Russia currently supplies around 12% of the bloc's gas, down sharply from 45% before its 2022 invasion of Ukraine.
The proposal will now go to the European Parliament for final negotiations.
Defence stocks lead gainers, TKMS surges on debut
Defence stocks led European gainers on Monday as investors bet on sustained military spending amid renewed geopolitical tensions.
Hensoldt jumped 7.87%, Renk rose 6.2%, Rheinmetall advanced 5.9%, Leonardo climbed 4.32%, Thales gained 3.71%, and Saab added 3.89%.
The sector's rally followed signs of deepening uncertainty over the Ukraine conflict, fuelling expectations of further orders and government support for defence manufacturers across the continent.
In the luxury sector, Kering shares rose 4.83% after the group agreed to sell its beauty division to L'Oréal in a deal valued at €4bn.
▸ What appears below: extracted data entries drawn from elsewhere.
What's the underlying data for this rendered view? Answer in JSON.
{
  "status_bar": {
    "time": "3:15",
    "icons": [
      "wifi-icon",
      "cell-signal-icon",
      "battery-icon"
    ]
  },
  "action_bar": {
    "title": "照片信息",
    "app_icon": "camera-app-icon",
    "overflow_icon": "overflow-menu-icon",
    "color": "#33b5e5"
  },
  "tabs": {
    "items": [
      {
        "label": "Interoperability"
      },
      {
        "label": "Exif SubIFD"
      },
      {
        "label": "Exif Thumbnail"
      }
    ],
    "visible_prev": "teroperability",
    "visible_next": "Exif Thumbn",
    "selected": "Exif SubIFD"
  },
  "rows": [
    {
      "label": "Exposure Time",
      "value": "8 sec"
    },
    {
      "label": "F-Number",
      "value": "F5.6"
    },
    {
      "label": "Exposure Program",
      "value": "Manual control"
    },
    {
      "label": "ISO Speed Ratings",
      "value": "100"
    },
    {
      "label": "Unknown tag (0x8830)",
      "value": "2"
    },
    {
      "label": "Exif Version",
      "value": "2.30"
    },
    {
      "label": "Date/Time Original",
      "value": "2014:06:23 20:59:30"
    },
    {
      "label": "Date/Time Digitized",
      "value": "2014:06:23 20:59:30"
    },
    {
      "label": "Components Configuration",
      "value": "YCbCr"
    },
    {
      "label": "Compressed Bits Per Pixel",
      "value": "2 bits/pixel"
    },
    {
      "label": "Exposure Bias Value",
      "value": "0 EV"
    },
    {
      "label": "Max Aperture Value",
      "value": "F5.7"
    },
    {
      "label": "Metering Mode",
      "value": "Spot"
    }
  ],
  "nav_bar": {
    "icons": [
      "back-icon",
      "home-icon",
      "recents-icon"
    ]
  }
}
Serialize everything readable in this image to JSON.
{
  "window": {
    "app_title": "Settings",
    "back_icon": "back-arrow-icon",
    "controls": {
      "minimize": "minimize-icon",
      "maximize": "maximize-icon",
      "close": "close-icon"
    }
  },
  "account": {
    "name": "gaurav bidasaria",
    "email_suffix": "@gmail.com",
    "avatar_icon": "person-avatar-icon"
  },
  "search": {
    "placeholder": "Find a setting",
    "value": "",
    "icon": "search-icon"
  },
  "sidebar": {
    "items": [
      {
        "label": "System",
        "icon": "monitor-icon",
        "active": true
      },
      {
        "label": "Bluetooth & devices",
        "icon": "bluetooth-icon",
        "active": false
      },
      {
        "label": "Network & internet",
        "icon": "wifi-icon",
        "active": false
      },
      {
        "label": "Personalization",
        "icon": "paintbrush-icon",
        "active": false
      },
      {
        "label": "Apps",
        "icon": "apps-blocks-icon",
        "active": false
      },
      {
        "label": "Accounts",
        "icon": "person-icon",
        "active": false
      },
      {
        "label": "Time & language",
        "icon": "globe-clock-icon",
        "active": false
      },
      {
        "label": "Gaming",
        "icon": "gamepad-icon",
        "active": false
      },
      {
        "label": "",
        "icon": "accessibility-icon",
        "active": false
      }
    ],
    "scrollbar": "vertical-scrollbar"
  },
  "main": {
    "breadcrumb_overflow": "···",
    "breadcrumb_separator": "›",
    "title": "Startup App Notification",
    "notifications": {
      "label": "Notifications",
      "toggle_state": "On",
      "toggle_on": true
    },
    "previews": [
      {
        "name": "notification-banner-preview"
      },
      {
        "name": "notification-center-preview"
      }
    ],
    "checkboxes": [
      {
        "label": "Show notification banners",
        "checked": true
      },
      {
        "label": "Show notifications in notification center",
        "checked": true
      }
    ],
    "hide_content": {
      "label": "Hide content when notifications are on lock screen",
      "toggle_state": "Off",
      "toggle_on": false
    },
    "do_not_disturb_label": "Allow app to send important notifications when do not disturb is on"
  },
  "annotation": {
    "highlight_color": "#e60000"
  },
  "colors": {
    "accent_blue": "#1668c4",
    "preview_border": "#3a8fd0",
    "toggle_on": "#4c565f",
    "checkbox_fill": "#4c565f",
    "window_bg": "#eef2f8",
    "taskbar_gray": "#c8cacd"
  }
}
"Beauty and wellness are markets with significant untapped potential, and L'Oréal and Kering are teaming up to try and take advantage of this opportunity," said Mould.
He added that "for Kering, this is the first big move on the part of new CEO Luca de Meo, as he seeks to turn around the fortunes of the struggling luxury goods firm."
Mould also noted that "L'Oréal's purchase of the House of Creed and the beauty and fragrance licences of Houses of Kering, including brands like Balenciaga and Gucci, should help bolster the company's credentials in the high-end component of the beauty market."
He said the deal "allows the company to make a meaningful dent in its onerous borrowing pile" and offers "longer-term potential for collaboration in wellness and longevity."
Building materials group Holcim gained 1.64% after announcing the €1.85bn acquisition of Germany's Xella, a producer of walling systems.
The deal was expected to strengthen Holcim's European presence and expand its range of energy-efficient construction solutions.
ThyssenKrupp Marine Systems surged 35.17% in its Frankfurt market debut after parent company ThyssenKrupp floated a minority stake at €60 a share, with the stock briefly reaching €87 before easing.
Shares in the parent company fell 19.4% as investors reacted to the partial spin-off, marking one of the largest German industrial listings of the year.